The BBC code for this is “real,” but for Americans, it’s a blow to the stereotype of the aristocratic or high middle class Britisher. This Doctor seems the son of the 1950’s playwright John Osborne “Angry Young Men” era, a close cousin to the 1980s punks, the Joe Orton/Sex Pistols era. He had the look, the attitude, the edge of darkness. He still had the old Time Lord arrogance (plus a hint of a Time Lord's torment), but in his first encounter with a Dalek, you could see his panic, and his vengefulness. And a bit of the working class inferiority feeling that often gets expressed as aggression and machismo, but can change instantly to a glowering self-doubt.

But the working class element wasn't all Eccleston did: he played the alienness of the Doctor and his sense of power and authority, as other actors have in the part, but in his own way. He was especially mesmerizing in the decisive moments when the Doctor's confidence seems total. When he tells the Daleks that he’s going to rescue Rose, save the earth and destroy them, it may be tactical but it’s also exuberant.

The working class theme was extended in Rose, his companion (played by Billie Piper.) She escaped her working class life and by the season's final episode, found she couldn’t go back. (After leaving the Tardis, she’s seen eating with her mother and boyfriend, who are talking about a new pizza place. “What do they have?” “Pizza.”) It wasn’t going to all the amazing places in the universe, she said, but that the Doctor did things that meant something, and he never gave up. This extra layer of social context and character refreshed the Doctor Who ethos. Yet the Doctor was still the Doctor, with the same values. He was for justice, for life, and in the end, could not kill the innocent for an arguably greater good (reminding us perhaps that an earlier Doctor had the chance to destroy the Dalek race but couldn’t bring himself to commit genocide. Some standards have apparently changed.)

The working class affect, the emotional complexity, wouldn’t be enough to make this a convincing Doctor Who. It needed the his excitement, his love of life and love of lives. What really made this Doctor work was Eccleston’s otherworldly smile, his joy. “Everybody lives! Just this once, everybody lives!” he exulted, with his whole body, and you suddenly got another window into the mind and heart of a time traveler who sees so much death and destruction.

Thanks largely to Eccleston (though Billie Piper and the other actors were generally first rate as well), the producers and writers were able to establish the character of the new Doctor Who series. They wrote some subtle social commentary and fairly outrageous satire (especially in the game shows and reality programs as a Dalek plot to keep the earth in bondage), that the impatience of Eccleston’s Doctor helped to sell. But they could also experiment with various emotional colors (and sexual tensions), which Eccleston could play convincingly.

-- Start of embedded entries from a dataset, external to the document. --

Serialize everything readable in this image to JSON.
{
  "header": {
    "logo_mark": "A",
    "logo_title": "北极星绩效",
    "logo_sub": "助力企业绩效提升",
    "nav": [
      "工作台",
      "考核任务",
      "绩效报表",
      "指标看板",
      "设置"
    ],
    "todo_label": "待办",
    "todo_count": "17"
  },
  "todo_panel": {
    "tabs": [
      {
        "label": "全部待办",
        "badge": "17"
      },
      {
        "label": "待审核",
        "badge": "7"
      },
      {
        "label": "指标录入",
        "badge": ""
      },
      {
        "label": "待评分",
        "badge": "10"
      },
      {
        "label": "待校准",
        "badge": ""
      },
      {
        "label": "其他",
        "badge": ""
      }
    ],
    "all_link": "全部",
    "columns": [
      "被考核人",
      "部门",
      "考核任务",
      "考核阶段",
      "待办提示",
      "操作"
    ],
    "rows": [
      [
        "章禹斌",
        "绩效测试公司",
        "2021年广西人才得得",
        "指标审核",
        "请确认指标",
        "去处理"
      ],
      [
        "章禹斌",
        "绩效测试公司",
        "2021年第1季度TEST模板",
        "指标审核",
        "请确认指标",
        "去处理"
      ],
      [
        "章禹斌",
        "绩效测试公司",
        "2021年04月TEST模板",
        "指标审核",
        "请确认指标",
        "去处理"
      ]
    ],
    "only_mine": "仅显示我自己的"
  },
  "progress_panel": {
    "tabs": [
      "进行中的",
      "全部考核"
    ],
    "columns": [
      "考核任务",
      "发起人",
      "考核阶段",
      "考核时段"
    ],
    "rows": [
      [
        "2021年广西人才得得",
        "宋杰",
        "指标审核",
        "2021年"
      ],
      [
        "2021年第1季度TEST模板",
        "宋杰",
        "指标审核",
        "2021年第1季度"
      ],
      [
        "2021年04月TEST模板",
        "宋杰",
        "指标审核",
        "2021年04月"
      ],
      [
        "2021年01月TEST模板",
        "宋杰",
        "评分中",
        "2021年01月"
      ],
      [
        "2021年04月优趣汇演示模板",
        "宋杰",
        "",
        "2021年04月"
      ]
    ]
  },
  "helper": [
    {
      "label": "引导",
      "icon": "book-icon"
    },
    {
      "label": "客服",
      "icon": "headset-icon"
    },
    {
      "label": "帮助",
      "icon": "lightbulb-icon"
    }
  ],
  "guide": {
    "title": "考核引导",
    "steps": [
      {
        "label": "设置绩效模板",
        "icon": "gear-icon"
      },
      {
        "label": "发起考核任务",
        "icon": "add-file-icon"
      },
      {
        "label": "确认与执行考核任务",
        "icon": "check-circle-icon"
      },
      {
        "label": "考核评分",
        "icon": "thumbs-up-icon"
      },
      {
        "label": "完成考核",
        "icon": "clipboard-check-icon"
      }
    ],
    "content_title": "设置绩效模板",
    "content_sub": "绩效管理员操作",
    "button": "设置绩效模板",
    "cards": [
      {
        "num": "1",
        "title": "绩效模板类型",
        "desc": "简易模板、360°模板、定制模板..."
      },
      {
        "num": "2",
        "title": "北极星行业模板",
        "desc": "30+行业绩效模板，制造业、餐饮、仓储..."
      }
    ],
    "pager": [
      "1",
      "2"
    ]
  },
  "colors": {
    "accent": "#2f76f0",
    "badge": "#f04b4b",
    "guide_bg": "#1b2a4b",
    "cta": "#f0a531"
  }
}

Fearing being typecast, Eccleston apparently insisted on a one-year only deal from the start, which the BBC erroneously announced just as the series started airing. We only had a moment of David Tennant so far, but judging from publicity stills and his own statements, he’s going to be closer to the Oxbridge-madcap Tom Baker mold. I can imagine that working, too. In the midst of its second season in England, Doctor Who has already begun work on a third.